Marvel Tokon: Fighting Souls has made incremental progress in its regional availability fight. The fighting game's Steam backend now shows it blocked from purchase in 117 countries, down from 132 countries previously. That's 15 nations regaining access to the title.

The reduction likely connects to licensing negotiations or publisher Netmarble's efforts to resolve the widespread geo-blocking issue. The game faced similar regional restrictions to Helldivers 2, which encountered its own licensing complications across multiple territories. Both titles highlight the ongoing tension between global digital distribution and territorial licensing agreements that fragment the PC market.

Marvel Tokon: Fighting Souls launched with aggressive region-locking that frustrated players in countries suddenly cut off from purchasing. The 15-country shift suggests Netmarble is working through licensing obstacles, though the game remains unavailable across the majority of the globe. At this pace, full global access remains uncertain.

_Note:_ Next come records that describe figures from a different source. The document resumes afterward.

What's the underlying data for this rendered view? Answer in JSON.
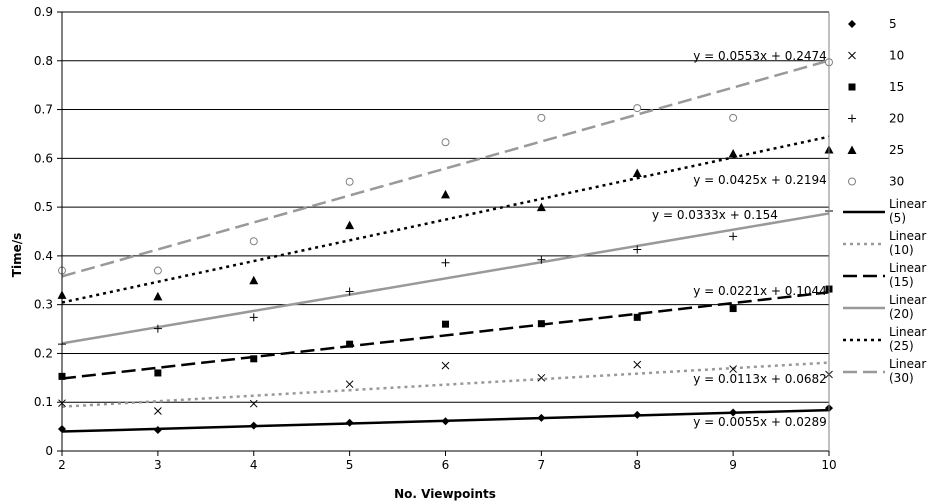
{
  "chart_data": {
    "type": "scatter",
    "title": "",
    "xlabel": "No. Viewpoints",
    "ylabel": "Time/s",
    "xlim": [
      2,
      10
    ],
    "ylim": [
      0,
      0.9
    ],
    "x_ticks": [
      "2",
      "3",
      "4",
      "5",
      "6",
      "7",
      "8",
      "9",
      "10"
    ],
    "y_ticks": [
      "0",
      "0.1",
      "0.2",
      "0.3",
      "0.4",
      "0.5",
      "0.6",
      "0.7",
      "0.8",
      "0.9"
    ],
    "grid": "horizontal",
    "legend_position": "right",
    "series": [
      {
        "name": "5",
        "marker": "diamond",
        "color": "#000000",
        "x": [
          2,
          3,
          4,
          5,
          6,
          7,
          8,
          9,
          10
        ],
        "values": [
          0.045,
          0.043,
          0.052,
          0.058,
          0.061,
          0.068,
          0.074,
          0.079,
          0.088
        ]
      },
      {
        "name": "10",
        "marker": "x",
        "color": "#000000",
        "x": [
          2,
          3,
          4,
          5,
          6,
          7,
          8,
          9,
          10
        ],
        "values": [
          0.098,
          0.082,
          0.097,
          0.137,
          0.175,
          0.15,
          0.177,
          0.168,
          0.157
        ]
      },
      {
        "name": "15",
        "marker": "square",
        "color": "#000000",
        "x": [
          2,
          3,
          4,
          5,
          6,
          7,
          8,
          9,
          10
        ],
        "values": [
          0.153,
          0.16,
          0.189,
          0.219,
          0.26,
          0.261,
          0.274,
          0.292,
          0.332
        ]
      },
      {
        "name": "20",
        "marker": "plus",
        "color": "#000000",
        "x": [
          2,
          3,
          4,
          5,
          6,
          7,
          8,
          9,
          10
        ],
        "values": [
          0.219,
          0.251,
          0.274,
          0.327,
          0.386,
          0.392,
          0.413,
          0.44,
          0.492
        ]
      },
      {
        "name": "25",
        "marker": "triangle",
        "color": "#000000",
        "x": [
          2,
          3,
          4,
          5,
          6,
          7,
          8,
          9,
          10
        ],
        "values": [
          0.32,
          0.317,
          0.35,
          0.463,
          0.526,
          0.5,
          0.57,
          0.61,
          0.618
        ]
      },
      {
        "name": "30",
        "marker": "circle",
        "color": "#808080",
        "x": [
          2,
          3,
          4,
          5,
          6,
          7,
          8,
          9,
          10
        ],
        "values": [
          0.37,
          0.37,
          0.43,
          0.552,
          0.633,
          0.683,
          0.703,
          0.683,
          0.797
        ]
      }
    ],
    "trendlines": [
      {
        "name": "Linear (5)",
        "slope": 0.0055,
        "intercept": 0.0289,
        "equation": "y = 0.0055x + 0.0289",
        "color": "#000000",
        "dash": "solid"
      },
      {
        "name": "Linear (10)",
        "slope": 0.0113,
        "intercept": 0.0682,
        "equation": "y = 0.0113x + 0.0682",
        "color": "#999999",
        "dash": "dotted"
      },
      {
        "name": "Linear (15)",
        "slope": 0.0221,
        "intercept": 0.1044,
        "equation": "y = 0.0221x + 0.1044",
        "color": "#000000",
        "dash": "dashed"
      },
      {
        "name": "Linear (20)",
        "slope": 0.0333,
        "intercept": 0.154,
        "equation": "y = 0.0333x + 0.154",
        "color": "#999999",
        "dash": "solid"
      },
      {
        "name": "Linear (25)",
        "slope": 0.0425,
        "intercept": 0.2194,
        "equation": "y = 0.0425x + 0.2194",
        "color": "#000000",
        "dash": "dotted"
      },
      {
        "name": "Linear (30)",
        "slope": 0.0553,
        "intercept": 0.2474,
        "equation": "y = 0.0553x + 0.2474",
        "color": "#999999",
        "dash": "dashed"
      }
    ]
  }
}
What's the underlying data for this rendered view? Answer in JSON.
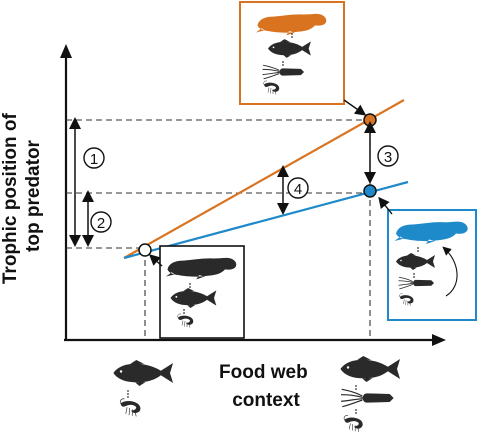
{
  "axes": {
    "y_label_line1": "Trophic position of",
    "y_label_line2": "top predator",
    "x_label_line1": "Food web",
    "x_label_line2": "context"
  },
  "markers": [
    {
      "id": "1",
      "meaning": "difference in trophic position between orange and reference point"
    },
    {
      "id": "2",
      "meaning": "difference in trophic position between blue and reference point"
    },
    {
      "id": "3",
      "meaning": "vertical gap between orange and blue endpoints"
    },
    {
      "id": "4",
      "meaning": "gap between orange and blue lines"
    }
  ],
  "colors": {
    "orange": "#d9731f",
    "blue": "#1f8ac9",
    "silhouette": "#2a2a2a",
    "axis": "#111111"
  },
  "icons": {
    "orange_box": [
      "seal-icon",
      "fish-icon",
      "squid-icon",
      "shrimp-icon"
    ],
    "blue_box": [
      "seal-icon",
      "fish-icon",
      "squid-icon",
      "shrimp-icon"
    ],
    "black_box": [
      "seal-icon",
      "fish-icon",
      "shrimp-icon"
    ],
    "x_axis_left": [
      "fish-icon",
      "shrimp-icon"
    ],
    "x_axis_right": [
      "fish-icon",
      "squid-icon",
      "shrimp-icon"
    ]
  }
}
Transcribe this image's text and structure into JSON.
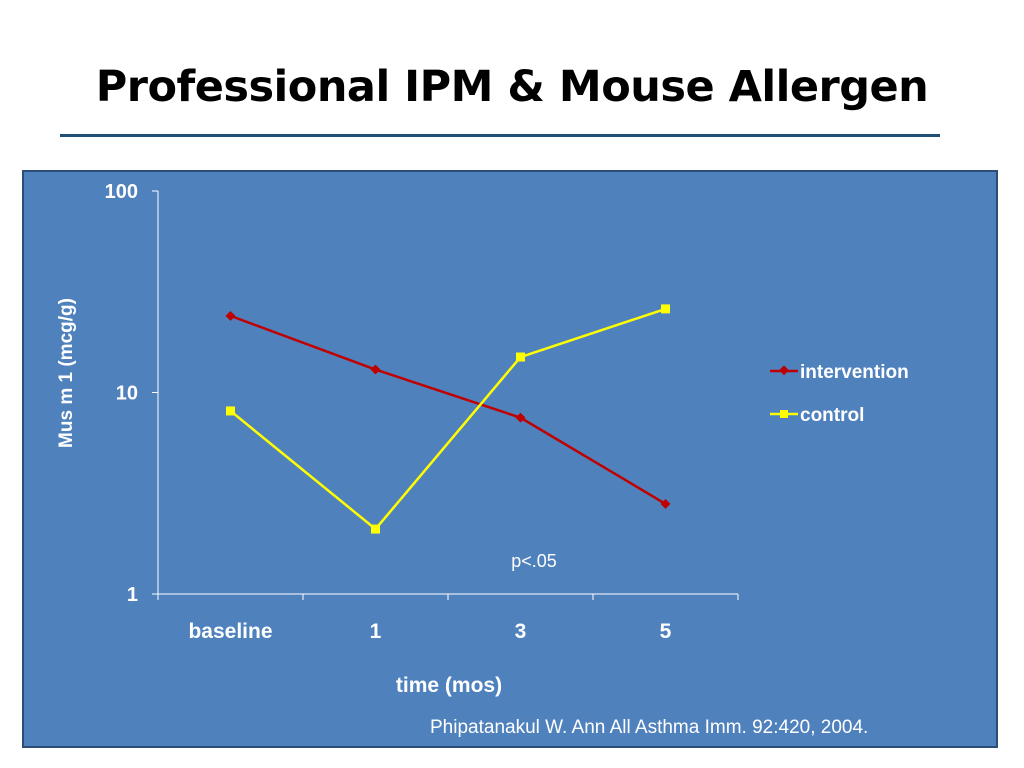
{
  "slide": {
    "title": "Professional IPM & Mouse Allergen",
    "source": "Phipatanakul W. Ann All Asthma Imm. 92:420, 2004."
  },
  "chart_data": {
    "type": "line",
    "xlabel": "time (mos)",
    "ylabel": "Mus m 1 (mcg/g)",
    "yscale": "log",
    "ylim": [
      1,
      100
    ],
    "yticks": [
      "1",
      "10",
      "100"
    ],
    "categories": [
      "baseline",
      "1",
      "3",
      "5"
    ],
    "series": [
      {
        "name": "intervention",
        "color": "#c00000",
        "marker": "diamond",
        "values": [
          24,
          13,
          7.5,
          2.8
        ]
      },
      {
        "name": "control",
        "color": "#ffff00",
        "marker": "square",
        "values": [
          8.1,
          2.1,
          15,
          26
        ]
      }
    ],
    "annotation": "p<.05",
    "legend_position": "right",
    "grid": false
  }
}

The situation underscores a persistent problem in the gaming industry. Publishers frequently implement region locks to comply with legal requirements or licensing terms negotiated region by region. Yet these restrictions penalize players in excluded territories while creating PR headaches. Steam's visibility into these backend restrictions exposes the fragmentation in ways console platforms obscure.

Netmarble hasn't publicly commented on the expanded availability, but the modest progress indicates ongoing work behind the scenes. Whether the remaining 117 blocked regions will see removal remains unclear. The fight for unfettered global access to Marvel Tokon: Fighting Souls continues, but at least the momentum has shifted in the right direction.